Events during the first quarter are pointing to further contraction of the economy, a situation that has left many living hand to mouth.
Zimbabwe Teachers’ Association chief executive officer, Sifiso Ndlovu, said he did not see workers enjoying this Easter holiday because of resource constraints.
“For the educators, I do not see them travelling and partying. I see them homebound because they do not have the resources to travel,” said Ndlovu.
He urged Zimbabweans to utilise the holiday to pray for the turnaround of the economy, which he said was making life difficult for many.
“Holidays in general are costly, but Zimbabweans still look forward to them because they provide them with time to rest,” he said.
Retailers are also feeling the pinch over the subdued buying power.
In previous years, retail outlets would be busy as shoppers made frantic last minute efforts to buy groceries ahead of the long weekend.
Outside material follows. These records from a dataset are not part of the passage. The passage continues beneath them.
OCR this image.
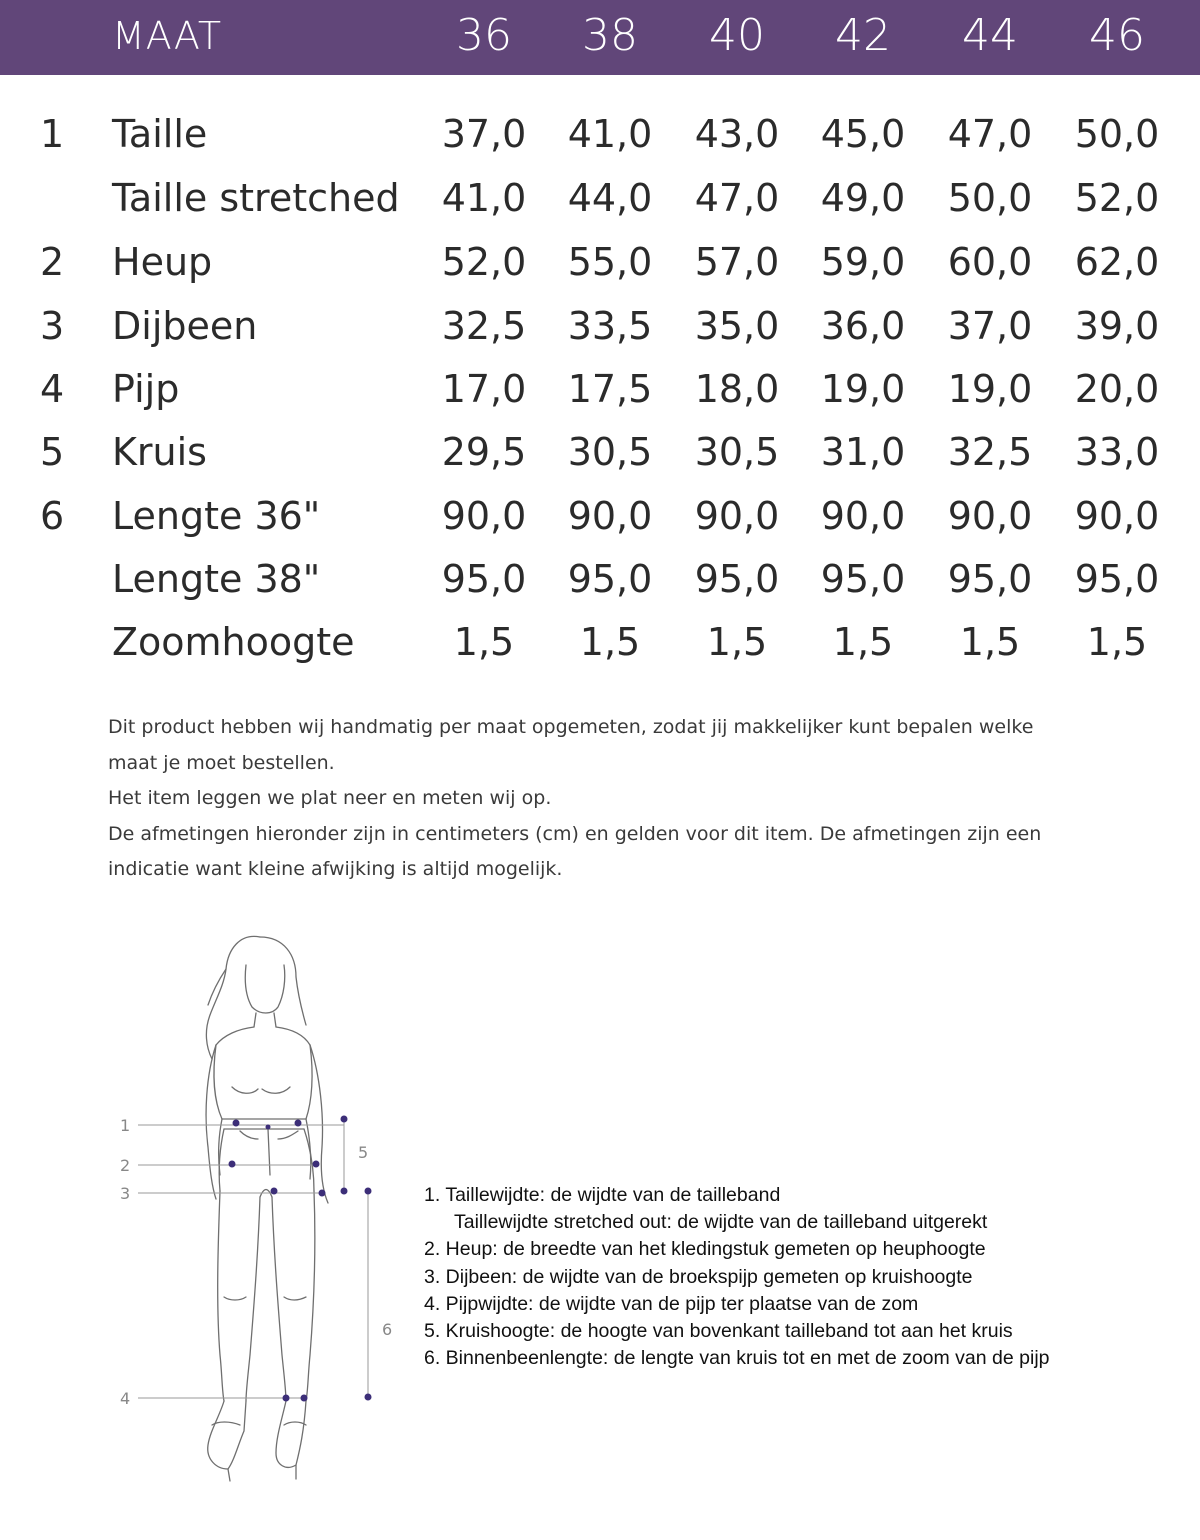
MAAT	36	38	40	42	44	46
1 Taille	37,0	41,0	43,0	45,0	47,0	50,0
Taille stretched	41,0	44,0	47,0	49,0	50,0	52,0
2 Heup	52,0	55,0	57,0	59,0	60,0	62,0
3 Dijbeen	32,5	33,5	35,0	36,0	37,0	39,0
4 Pijp	17,0	17,5	18,0	19,0	19,0	20,0
5 Kruis	29,5	30,5	30,5	31,0	32,5	33,0
6 Lengte 36"	90,0	90,0	90,0	90,0	90,0	90,0
Lengte 38"	95,0	95,0	95,0	95,0	95,0	95,0
Zoomhoogte	1,5	1,5	1,5	1,5	1,5	1,5

Dit product hebben wij handmatig per maat opgemeten, zodat jij makkelijker kunt bepalen welke

maat je moet bestellen.

Het item leggen we plat neer en meten wij op.

De afmetingen hieronder zijn in centimeters (cm) en gelden voor dit item. De afmetingen zijn een

indicatie want kleine afwijking is altijd mogelijk.

1
2
3
4
5
6
1. Taillewijdte: de wijdte van de tailleband
Taillewijdte stretched out: de wijdte van de tailleband uitgerekt
2. Heup: de breedte van het kledingstuk gemeten op heuphoogte
3. Dijbeen: de wijdte van de broekspijp gemeten op kruishoogte
4. Pijpwijdte: de wijdte van de pijp ter plaatse van de zom
5. Kruishoogte: de hoogte van bovenkant tailleband tot aan het kruis
6. Binnenbeenlengte: de lengte van kruis tot en met de zoom van de pijp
“From the assessments which we have made, it appears there is absolutely no business to talk about this Easter holiday,” said Simba Phiri, the secretary-general of the Retailers Association of Bulawayo.
“If it was in the years gone by, everybody would be having a holiday mood by now, running here and there, but as it stands, the situation resembles 2008.”
At the height of hyper-inflation in 2008, most retail outlets across the country had empty shelves as the economic hardships worsened.
“I do not see most people travelling during the holidays,” said the Bulawayo Progressive Residents Association secretary for administration, Anglistone Sibanda, pointing out that this was directly linked to the difficult economic situation.
“The spending capacities are limited as some people have not been getting their salaries. The majority of people are likely to be at church with their families,” Sibanda added.
Across the border, the weakening of the South African rand, against the United States dollar, is bad news for Zimbabweans working in the neighbouring country. Trading at an exchange rate US$1/R15,23, the purchasing power of injiva has been significantly eroded in the US dollar-based economy.
The development means fewer nationals (iniiva) based south of the Limpopo River are likely to crossover to Zimbabwe to be with their loved ones during Easter.
Sindiso Moyo, the Migrant Workers’ Union of South Africa’s general secretary, said Zimbabweans based in South Africa had mixed feelings about coming home during the Easter holiday because of the weakness of their currency.
“But that has not dampened the mood of people to travel back home, although the influx might not be like in past years,” said Moyo.